I adore Yo-Kai Watch anime and manga, but I never tried any of the games yet besides the demos. I don't really get the gameplay of the game yet no matter how many times I play the demo, I'm just spamming Soultimate Moves against the opponents and wait until the opponent gets defeated. Does it get any better? Is Yo-Kai Watch 2 better than the first one and a better game to start with?


----------



## Onyxcat (Oct 13, 2016)

@ greggy: I think the games are great. I have 1 and 2(fleshy souls). The battles take a little getting used to, but they're very simple. 2 is just as good as 1 and you don't have to start with the first one.


----------



## Greggy (Oct 14, 2016)

Onyxcat said:


> @ greggy: I think the games are great. I have 1 and 2(fleshy souls). The battles take a little getting used to, but they're very simple. 2 is just as good as 1 and you don't have to start with the first one.



Can you explain how battles work in the game?
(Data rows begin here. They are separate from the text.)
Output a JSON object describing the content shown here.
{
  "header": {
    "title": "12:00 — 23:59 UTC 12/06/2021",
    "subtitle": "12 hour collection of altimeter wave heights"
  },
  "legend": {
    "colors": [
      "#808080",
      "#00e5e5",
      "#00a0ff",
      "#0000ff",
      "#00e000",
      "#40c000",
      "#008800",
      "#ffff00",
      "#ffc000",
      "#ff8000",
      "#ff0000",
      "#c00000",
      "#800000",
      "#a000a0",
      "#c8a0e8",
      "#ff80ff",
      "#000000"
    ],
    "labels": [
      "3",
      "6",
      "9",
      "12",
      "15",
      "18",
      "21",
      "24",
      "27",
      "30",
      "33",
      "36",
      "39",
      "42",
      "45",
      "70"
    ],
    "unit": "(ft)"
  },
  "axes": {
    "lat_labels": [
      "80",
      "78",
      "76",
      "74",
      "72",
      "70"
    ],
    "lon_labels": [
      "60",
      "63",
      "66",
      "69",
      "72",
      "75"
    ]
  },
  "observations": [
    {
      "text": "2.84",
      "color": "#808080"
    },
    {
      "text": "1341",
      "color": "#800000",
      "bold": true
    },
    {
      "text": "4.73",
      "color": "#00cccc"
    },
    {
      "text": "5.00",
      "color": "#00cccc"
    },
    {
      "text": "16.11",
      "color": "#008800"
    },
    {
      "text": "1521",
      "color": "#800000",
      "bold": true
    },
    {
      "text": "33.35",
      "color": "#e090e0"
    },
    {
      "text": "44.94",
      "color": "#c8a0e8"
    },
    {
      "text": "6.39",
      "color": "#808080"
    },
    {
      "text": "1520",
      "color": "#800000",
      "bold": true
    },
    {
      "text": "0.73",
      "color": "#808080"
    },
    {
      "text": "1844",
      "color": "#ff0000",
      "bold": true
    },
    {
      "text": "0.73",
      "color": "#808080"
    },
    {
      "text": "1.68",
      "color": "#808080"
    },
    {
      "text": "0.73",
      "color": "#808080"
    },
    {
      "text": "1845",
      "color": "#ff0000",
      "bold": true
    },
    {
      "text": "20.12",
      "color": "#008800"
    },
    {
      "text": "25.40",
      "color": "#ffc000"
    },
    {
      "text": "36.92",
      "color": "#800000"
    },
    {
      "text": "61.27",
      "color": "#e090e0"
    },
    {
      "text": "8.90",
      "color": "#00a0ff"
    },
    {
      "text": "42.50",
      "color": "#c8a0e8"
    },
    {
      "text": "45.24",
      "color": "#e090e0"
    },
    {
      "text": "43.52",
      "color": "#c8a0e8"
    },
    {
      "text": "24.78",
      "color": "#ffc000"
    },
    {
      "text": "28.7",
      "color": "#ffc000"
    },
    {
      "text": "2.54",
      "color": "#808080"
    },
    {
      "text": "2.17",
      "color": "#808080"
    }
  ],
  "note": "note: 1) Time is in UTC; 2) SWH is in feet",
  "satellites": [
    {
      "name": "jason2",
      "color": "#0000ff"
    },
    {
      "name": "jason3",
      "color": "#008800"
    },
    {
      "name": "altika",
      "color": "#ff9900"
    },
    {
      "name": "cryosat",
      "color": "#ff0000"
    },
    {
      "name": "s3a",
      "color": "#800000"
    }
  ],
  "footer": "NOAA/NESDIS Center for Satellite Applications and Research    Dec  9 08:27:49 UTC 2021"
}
It's not similar to Pok?mon nor Digimon, which are turn-based, and from what I've understand all I have to do is to spin a wheel to switch out Yo-Kai, make them do Soultimate Moves by doing things like tracing lines and tappimg circles, and wait until the opponent dies. Am I wrong on this?


----------



## Aquari (Oct 14, 2016)

Greggy said:


> Can you explain how battles work in the game? It's not similar to Pok?mon nor Digimon, which are turn-based, and from what I've understand all I have to do is to spin a wheel to switch out Yo-Kai, make them do Soultimate Moves by doing things like tracing lines and tappimg circles, and wait until the opponent dies. Am I wrong on this?
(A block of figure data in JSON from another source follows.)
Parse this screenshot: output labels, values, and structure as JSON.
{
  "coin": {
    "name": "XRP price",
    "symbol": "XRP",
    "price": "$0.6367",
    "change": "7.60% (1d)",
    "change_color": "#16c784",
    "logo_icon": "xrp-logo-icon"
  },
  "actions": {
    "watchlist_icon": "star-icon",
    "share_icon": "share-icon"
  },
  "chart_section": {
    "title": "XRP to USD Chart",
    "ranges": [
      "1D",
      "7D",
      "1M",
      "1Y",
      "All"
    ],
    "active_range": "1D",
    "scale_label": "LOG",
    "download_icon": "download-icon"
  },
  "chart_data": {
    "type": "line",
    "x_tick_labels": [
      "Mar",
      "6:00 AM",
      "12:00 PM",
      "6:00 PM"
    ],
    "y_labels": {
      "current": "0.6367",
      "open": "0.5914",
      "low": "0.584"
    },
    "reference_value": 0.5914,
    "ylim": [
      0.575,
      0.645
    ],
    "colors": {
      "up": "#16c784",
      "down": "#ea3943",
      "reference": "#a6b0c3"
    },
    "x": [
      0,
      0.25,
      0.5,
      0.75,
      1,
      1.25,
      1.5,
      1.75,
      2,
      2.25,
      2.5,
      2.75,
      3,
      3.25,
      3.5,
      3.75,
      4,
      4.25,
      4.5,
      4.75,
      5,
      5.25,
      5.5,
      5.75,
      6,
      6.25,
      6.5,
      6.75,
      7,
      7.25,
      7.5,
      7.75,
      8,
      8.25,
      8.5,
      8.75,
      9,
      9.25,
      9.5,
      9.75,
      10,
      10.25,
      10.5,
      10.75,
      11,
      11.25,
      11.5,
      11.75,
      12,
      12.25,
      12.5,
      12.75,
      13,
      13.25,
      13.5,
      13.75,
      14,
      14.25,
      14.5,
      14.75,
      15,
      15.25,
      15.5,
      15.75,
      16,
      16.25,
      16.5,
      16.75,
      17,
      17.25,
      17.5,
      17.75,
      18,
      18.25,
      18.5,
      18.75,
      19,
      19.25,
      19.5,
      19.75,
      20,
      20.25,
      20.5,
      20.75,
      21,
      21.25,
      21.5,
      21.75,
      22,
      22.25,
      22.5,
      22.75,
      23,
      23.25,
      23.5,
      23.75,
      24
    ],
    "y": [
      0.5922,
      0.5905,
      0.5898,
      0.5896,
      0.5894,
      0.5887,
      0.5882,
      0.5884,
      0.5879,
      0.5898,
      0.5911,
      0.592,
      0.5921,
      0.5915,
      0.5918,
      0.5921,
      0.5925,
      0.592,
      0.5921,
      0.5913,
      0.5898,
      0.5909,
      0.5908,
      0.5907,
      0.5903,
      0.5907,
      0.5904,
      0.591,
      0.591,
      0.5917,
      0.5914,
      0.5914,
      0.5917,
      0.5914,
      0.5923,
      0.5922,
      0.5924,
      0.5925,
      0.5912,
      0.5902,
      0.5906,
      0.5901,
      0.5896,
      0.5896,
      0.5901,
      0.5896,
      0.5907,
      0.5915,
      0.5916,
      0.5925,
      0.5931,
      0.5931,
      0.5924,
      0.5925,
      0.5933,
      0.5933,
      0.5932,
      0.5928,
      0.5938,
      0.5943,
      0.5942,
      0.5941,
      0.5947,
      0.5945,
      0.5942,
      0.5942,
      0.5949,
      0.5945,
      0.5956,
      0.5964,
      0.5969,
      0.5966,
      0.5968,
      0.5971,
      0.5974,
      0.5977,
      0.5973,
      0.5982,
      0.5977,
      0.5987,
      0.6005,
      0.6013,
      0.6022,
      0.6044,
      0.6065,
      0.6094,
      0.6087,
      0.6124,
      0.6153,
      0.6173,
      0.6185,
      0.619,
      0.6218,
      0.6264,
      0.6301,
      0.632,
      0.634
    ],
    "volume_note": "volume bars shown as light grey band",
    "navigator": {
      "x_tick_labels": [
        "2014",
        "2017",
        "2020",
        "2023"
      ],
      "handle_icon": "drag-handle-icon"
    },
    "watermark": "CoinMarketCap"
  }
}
yea thats pretty much it but you have to "purify" them every once in a while as well


----------



## Onyxcat (Oct 14, 2016)

You don't have to spin the wheel at all. The Yokai battle regardless of your input. If one gets inspirited or dies you'd spin, but even at that point you aren't required to do so. You should pin a certain enemy to focus on though. That'll make things quicker.


----------



## Greggy (Oct 14, 2016)

I see. Thanks for the input! I think I should try renting or buy a second-hand of the first game or if I could do that. Just to get used to how the battles work more.


----------



## tigsobango (Oct 20, 2016)

It is a really great franchise.

I just recently started power watching and playing YW1 and watching the anime series.
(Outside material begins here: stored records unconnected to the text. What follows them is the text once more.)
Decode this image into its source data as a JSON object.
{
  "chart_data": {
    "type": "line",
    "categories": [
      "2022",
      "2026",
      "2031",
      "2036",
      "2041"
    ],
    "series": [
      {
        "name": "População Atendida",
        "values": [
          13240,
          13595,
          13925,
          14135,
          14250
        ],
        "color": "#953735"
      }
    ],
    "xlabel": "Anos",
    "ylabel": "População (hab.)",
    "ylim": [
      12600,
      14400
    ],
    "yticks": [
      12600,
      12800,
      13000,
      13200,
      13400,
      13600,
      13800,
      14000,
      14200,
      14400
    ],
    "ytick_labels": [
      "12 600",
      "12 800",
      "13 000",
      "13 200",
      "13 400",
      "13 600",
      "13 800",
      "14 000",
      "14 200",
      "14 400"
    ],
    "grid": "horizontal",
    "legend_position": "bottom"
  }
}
The anime in Japan was created *after* the video game. The game was just that damn awesome. The anime is great too but it doesn't contain sagas quite like YW2. I highly recommend watching the first YW anime movie before playing YW2, the stories seem identical so far from what I've played, (bony spirits all the way! I wanted that rare slimander that supposedly is way too hard to get by online trading.)

@Licorice, I highly recommend it, also if you're a fan of watching half decent commentary and walkthrough video on the YW series I've gotta recommend you check out AbdallahSmash026 on YouTube.

....woops, just realised I'm replying to page 1 of a thread, time to read the other 3 pages!


----------



## Aquari (Nov 16, 2016)

im late to the party but i just got bony spirits!


----------